これは確かにあるな、と実感します。創造的でなくてはならないマーケターの端くれである筆者も、実は若い頃には無謀にもミュージシャンを目指したクチなのですが、今となっては楽器を手に取ることすらほぼありません。逆に学生の頃の音楽仲間で未だに音楽活動を続けている人は、一見表現や創造からはかけ離れた仕事をしていることが多いように思われます。これは表現に対する欲求を本職で充足して(しまって)いるかどうか、の違いなのかもしれません。

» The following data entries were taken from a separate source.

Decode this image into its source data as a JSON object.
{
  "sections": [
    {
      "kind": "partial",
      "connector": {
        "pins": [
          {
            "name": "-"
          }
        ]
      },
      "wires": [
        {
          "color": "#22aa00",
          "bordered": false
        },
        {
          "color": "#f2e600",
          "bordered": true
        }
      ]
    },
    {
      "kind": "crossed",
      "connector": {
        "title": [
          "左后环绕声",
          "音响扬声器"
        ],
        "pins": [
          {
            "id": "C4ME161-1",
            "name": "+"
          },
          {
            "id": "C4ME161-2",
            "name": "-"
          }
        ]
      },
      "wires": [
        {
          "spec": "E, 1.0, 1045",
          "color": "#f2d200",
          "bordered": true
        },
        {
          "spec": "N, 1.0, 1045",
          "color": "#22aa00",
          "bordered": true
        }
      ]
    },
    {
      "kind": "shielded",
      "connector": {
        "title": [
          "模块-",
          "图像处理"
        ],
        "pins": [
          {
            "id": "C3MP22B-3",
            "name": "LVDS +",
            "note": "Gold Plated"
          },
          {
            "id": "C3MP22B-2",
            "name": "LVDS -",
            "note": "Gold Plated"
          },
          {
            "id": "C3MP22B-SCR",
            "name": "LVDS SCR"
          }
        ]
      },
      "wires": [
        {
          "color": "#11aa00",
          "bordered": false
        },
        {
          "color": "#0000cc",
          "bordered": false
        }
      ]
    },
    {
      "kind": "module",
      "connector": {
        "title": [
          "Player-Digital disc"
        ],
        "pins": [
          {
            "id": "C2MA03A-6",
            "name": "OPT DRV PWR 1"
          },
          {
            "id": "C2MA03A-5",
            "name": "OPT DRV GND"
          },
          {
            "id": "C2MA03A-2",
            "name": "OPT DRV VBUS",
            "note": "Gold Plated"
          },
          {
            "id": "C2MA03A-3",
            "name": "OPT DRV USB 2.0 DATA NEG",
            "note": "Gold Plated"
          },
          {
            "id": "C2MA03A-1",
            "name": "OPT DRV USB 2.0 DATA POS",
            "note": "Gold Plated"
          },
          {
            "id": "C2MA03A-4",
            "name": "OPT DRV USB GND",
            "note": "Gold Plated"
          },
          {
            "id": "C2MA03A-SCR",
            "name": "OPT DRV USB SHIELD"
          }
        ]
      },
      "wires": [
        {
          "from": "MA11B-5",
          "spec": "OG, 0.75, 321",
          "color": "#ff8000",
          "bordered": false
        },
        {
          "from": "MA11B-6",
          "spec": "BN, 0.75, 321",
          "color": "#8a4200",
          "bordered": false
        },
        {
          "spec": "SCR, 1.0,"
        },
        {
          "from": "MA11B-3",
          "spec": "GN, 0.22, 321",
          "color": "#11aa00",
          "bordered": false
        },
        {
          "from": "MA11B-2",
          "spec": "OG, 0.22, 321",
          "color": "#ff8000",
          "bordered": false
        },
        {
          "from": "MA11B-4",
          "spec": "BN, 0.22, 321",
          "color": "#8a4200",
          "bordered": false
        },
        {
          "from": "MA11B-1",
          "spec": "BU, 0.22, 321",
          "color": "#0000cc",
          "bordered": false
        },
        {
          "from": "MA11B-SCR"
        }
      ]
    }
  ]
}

このことをもっと日常のレベルに敷衍して考えると、我々はこうした創造に対する欲求を、ソーシャルメディアで(無駄に)充足して(しまって)いるのかもしれません。Isntagramにアーティスティックな写真を投稿する。TwitterやFacebookにエッセーのような感想を綴る。そうすることによって、我々は自らのオーディエンスに対して自分を表現することができ、分かりやすい形で承認を得ることすら可能なのです。
多くの人は、ソーシャルメディアを、自己表現ではなくコミュニケーションの手段と位置付けていると考えますが、気のおけない些細な投稿でもリアクションが全く気にならない、という人は少ないでしょう。さすれば、どんな種類の投稿でも、そこには自己表現の要素と承認欲求が少なからず潜んでいます。